Supported WOx catalysts are widely investigated in glycerol hydrogenolysis for their high selectivity to 1,3-propanediol (1,3-PDO). The high performance is often related to surface Brönsted acid site. However, the intrinsic structure of Brönsted acid is unclear and its controllable preparation has not been investigated in detail. In addition, many reaction mechanisms have been proposed up to now, but with few direct evidences in spectroscopy studies. In this work, Pt/WOx/ZrO2 catalysts containing various amounts of WOx were studied in glycerol hydrogenolysis. The reaction is found to be structurally sensitive to WOx domain size, with medium polymerized WOx shown to benefit the formation of 1,3-PDO. By doping a suitable amount of Mn into monolayer covered WOx/ZrO2, large amounts of WOx with medium polymerization degree were created. Thus, the turnover frequency of 1,3-PDO (TOF1,3-PDO/W) increased 2.6 times in comparison to the best result of none Mn-doping Pt/WOx/ZrO2 catalysts.

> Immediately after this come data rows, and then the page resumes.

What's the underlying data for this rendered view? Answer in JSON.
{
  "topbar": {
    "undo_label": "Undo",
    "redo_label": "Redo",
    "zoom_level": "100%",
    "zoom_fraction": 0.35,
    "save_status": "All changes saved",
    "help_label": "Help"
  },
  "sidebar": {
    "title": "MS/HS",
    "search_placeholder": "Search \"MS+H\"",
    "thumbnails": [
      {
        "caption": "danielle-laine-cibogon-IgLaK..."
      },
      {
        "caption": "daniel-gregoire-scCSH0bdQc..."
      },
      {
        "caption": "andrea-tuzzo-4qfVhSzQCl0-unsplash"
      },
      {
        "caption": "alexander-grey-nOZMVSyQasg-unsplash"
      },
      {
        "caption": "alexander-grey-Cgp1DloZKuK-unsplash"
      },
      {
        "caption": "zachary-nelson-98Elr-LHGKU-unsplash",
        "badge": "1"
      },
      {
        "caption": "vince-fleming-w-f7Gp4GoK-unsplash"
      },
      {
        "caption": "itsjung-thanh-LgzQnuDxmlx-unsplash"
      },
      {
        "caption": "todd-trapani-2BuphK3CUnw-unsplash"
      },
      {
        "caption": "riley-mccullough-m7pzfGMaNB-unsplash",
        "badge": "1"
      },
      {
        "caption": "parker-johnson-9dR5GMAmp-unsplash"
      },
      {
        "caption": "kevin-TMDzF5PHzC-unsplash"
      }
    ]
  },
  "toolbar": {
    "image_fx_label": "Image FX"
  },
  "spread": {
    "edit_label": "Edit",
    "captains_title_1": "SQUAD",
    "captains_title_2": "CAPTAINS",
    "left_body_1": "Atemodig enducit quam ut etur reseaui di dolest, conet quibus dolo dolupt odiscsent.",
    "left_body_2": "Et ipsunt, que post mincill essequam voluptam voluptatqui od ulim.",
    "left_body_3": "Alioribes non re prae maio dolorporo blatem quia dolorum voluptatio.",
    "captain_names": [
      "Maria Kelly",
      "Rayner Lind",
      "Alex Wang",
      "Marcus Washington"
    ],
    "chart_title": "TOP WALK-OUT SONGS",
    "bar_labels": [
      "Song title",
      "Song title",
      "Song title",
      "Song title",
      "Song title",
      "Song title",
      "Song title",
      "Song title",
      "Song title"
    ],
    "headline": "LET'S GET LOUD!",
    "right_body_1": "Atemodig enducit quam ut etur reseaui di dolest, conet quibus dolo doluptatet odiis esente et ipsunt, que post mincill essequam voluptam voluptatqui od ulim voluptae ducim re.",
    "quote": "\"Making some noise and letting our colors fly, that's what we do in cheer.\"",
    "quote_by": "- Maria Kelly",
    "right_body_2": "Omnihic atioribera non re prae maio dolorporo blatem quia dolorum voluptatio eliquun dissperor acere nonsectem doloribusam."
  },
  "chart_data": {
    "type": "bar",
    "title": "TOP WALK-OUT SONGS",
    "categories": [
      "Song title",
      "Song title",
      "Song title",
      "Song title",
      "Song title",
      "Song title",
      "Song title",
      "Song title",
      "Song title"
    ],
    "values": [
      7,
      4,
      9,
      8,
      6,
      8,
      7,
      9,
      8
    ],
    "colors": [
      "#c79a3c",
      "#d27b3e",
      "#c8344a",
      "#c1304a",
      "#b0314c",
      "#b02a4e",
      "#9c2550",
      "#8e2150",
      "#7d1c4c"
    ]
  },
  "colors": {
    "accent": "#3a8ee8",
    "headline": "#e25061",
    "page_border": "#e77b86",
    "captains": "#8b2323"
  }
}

Characterizations of WOx structure and acid properties indicate that super strong Brönsted acid site is created by the interaction between medium polymerized WOx and Pt particle. This type of acid is linearly correlated with the formation rate of 1,3-PDO. The adsorption state of glycerol was studied using infrared spectroscopy, and the secondary −OH is found to be strongly adsorbed to Brönsted acid site on WOx containing catalyst, while its interaction with Pt/ZrO2 is much weaker. The natural structure of the active site is proposed to be Pt-(WOx)n-H, integrating super strong Brönsted acid site and metallic Pt site together. Combined with FTIR investigations of different surface hydrogen species and in situ 2-propanol conversion, the reaction mechanism was also determined.